Foreign investors have rapidly restructured their Korean bond portfolios toward government bonds following the country's inclusion in the World Government Bond Index (WGBI), according to an iM Securities report released on the 15th. Analyst Kim Myung-sil estimated the actual increase in foreign investors' total bond holdings at 18.8 trillion won during the March 30 to July 10 period. The restructuring was driven by WGBI inclusion requirements, with investors reducing holdings in Monetary Stabilization Bonds, Foreign Exchange Stabilization Bonds, and financial bonds while increasing government bond allocations.
Kim Myung-sil emphasized that foreign investors' net purchases of government bonds should exclude reinvestment from maturing bonds previously held. The analyst noted that portfolio rebalancing—reducing holdings in Monetary Stabilization Bonds, Foreign Exchange Stabilization Bonds, and financial bonds while increasing government bond allocations—could occur, making it possible to overestimate the WGBI effect if all net government bond purchases are interpreted as new overseas capital inflows.
During the March 30 to July 10 period, foreign investors' net purchases of government bonds totaled approximately 38.6 trillion won. After accounting for 7.7 trillion won in redemptions, the increased balance stood at around 30.9 trillion won. Kim calculated the actual increase at 18.8 trillion won because funds shifted from non-government bonds to government bonds. Non-government bond holdings decreased by 12.1 trillion won during the same period.
Kim raised questions about whether current foreign trading patterns represent pure WGBI passive funds. The analyst explained that WGBI is not an index that includes only specific benchmark securities but incorporates all eligible government bonds according to market value weights. Pure passive funds should show foreign holding increases broadly across not only new benchmark securities but also existing non-benchmark government bonds.
Conversely, if purchases concentrate only on certain new benchmark securities, this indicates that passive funds, existing foreign redemption reinvestment, active management, and liquidity-conscious operations are working together, according to Kim.
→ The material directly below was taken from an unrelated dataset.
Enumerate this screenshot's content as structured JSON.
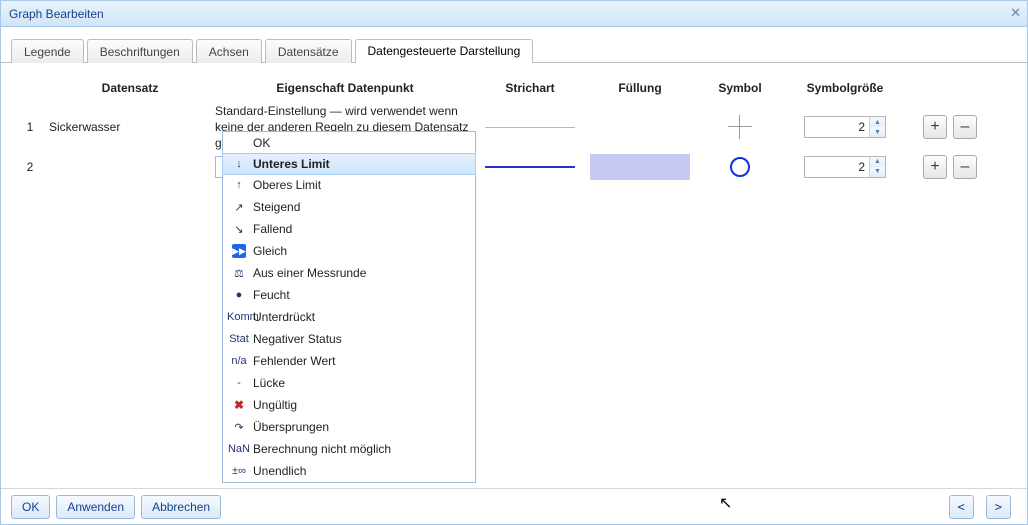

During the analysis period, 67 securities were eligible, with net buying occurring in 57 securities (85.1%) and net purchases exceeding 100 billion won in 49 securities. Kim noted that the trend is spreading across eligible securities in general, including non-benchmark securities, not just some new benchmark securities.
However, Kim pointed out that the number of purchased securities and actual fund allocation were completely different. The analyst specified that 48.0% of total net purchases concentrated in the top 3 securities, 61.1% in the top 5 securities, and 76.2% in the top 10 securities. This indicates that foreign demand cannot be explained solely by pure passive funds and appears to be a mix of optimized management and redemption reinvestment.
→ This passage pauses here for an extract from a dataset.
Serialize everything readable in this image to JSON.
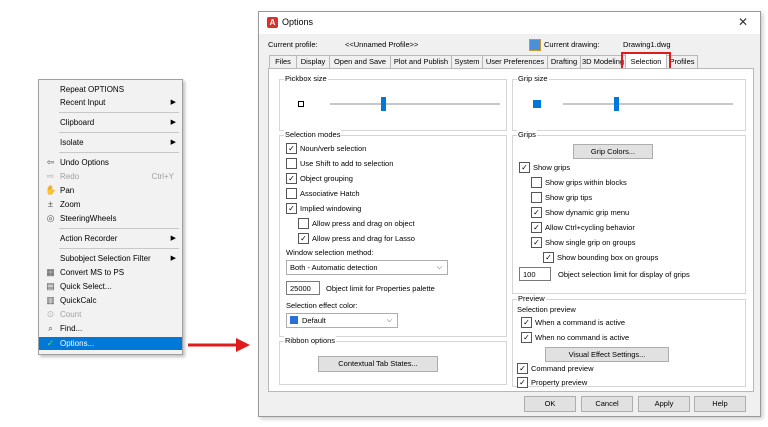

By maturity, purchases concentrated in the 3-5 year and 10/30-year segments. Kim explained that the 3-5 year segment offers excellent carry with high absolute interest rates while having low duration burden and the most abundant liquidity. In contrast, purchases in the 10-year and 30-year segments strongly reflect the nature of securing long-term duration required by WGBI.
Considering these factors, Kim determined that 3-5 year new benchmark securities and 10-year benchmark securities represent the most direct beneficiary segments from an investment strategy perspective.
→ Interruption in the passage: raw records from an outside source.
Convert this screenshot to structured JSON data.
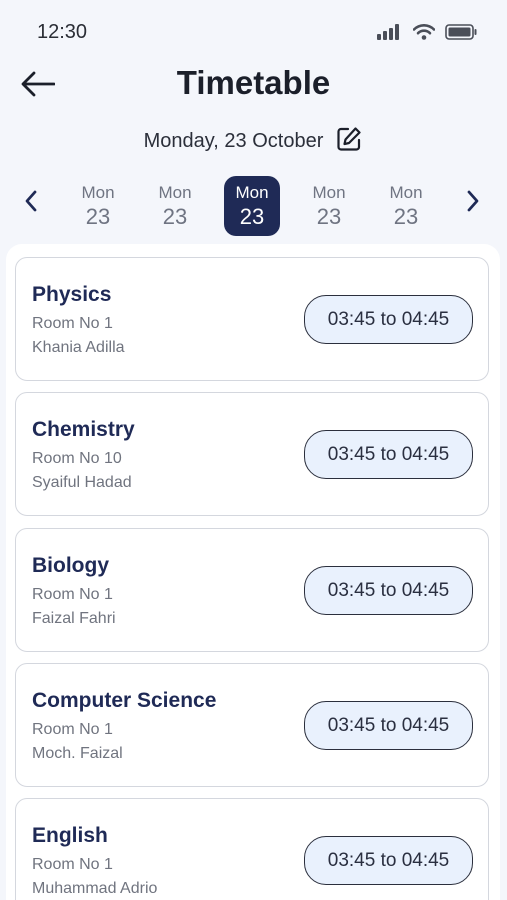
{
  "status_bar": {
    "time": "12:30"
  },
  "header": {
    "title": "Timetable"
  },
  "date": {
    "label": "Monday, 23 October"
  },
  "day_strip": [
    {
      "name": "Mon",
      "num": "23",
      "active": false
    },
    {
      "name": "Mon",
      "num": "23",
      "active": false
    },
    {
      "name": "Mon",
      "num": "23",
      "active": true
    },
    {
      "name": "Mon",
      "num": "23",
      "active": false
    },
    {
      "name": "Mon",
      "num": "23",
      "active": false
    }
  ],
  "classes": [
    {
      "subject": "Physics",
      "room": "Room No 1",
      "teacher": "Khania Adilla",
      "time": "03:45 to 04:45"
    },
    {
      "subject": "Chemistry",
      "room": "Room No 10",
      "teacher": "Syaiful Hadad",
      "time": "03:45 to 04:45"
    },
    {
      "subject": "Biology",
      "room": "Room No 1",
      "teacher": "Faizal Fahri",
      "time": "03:45 to 04:45"
    },
    {
      "subject": "Computer Science",
      "room": "Room No 1",
      "teacher": "Moch. Faizal",
      "time": "03:45 to 04:45"
    },
    {
      "subject": "English",
      "room": "Room No 1",
      "teacher": "Muhammad Adrio",
      "time": "03:45 to 04:45"
    }
  ],
  "colors": {
    "accent": "#1f2a56",
    "pill_bg": "#e9f1fd",
    "page_bg": "#f4f6fb",
    "card_border": "#d4d7de"
  },
  "icons": [
    "signal-icon",
    "wifi-icon",
    "battery-icon",
    "back-arrow-icon",
    "edit-icon",
    "chevron-left-icon",
    "chevron-right-icon"
  ]
}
What was the actual increase in foreign bond holdings after WGBI inclusion?
iM Securities analyst Kim Myung-sil estimated the actual increase in foreign investors' total bond holdings at 18.8 trillion won during the March 30 to July 10 period. This figure accounts for 7.7 trillion won in redemptions and a 12.1 trillion won decrease in non-government bond holdings, adjusting the gross net purchase figure of 38.6 trillion won.
How concentrated were foreign purchases in Korean government bonds?
Foreign investment showed significant concentration, with 76.2% of total net purchases focused on the top 10 securities. Specifically, 48.0% of purchases concentrated in the top 3 securities and 61.1% in the top 5 securities, despite net buying occurring across 57 out of 67 eligible securities during the analysis period.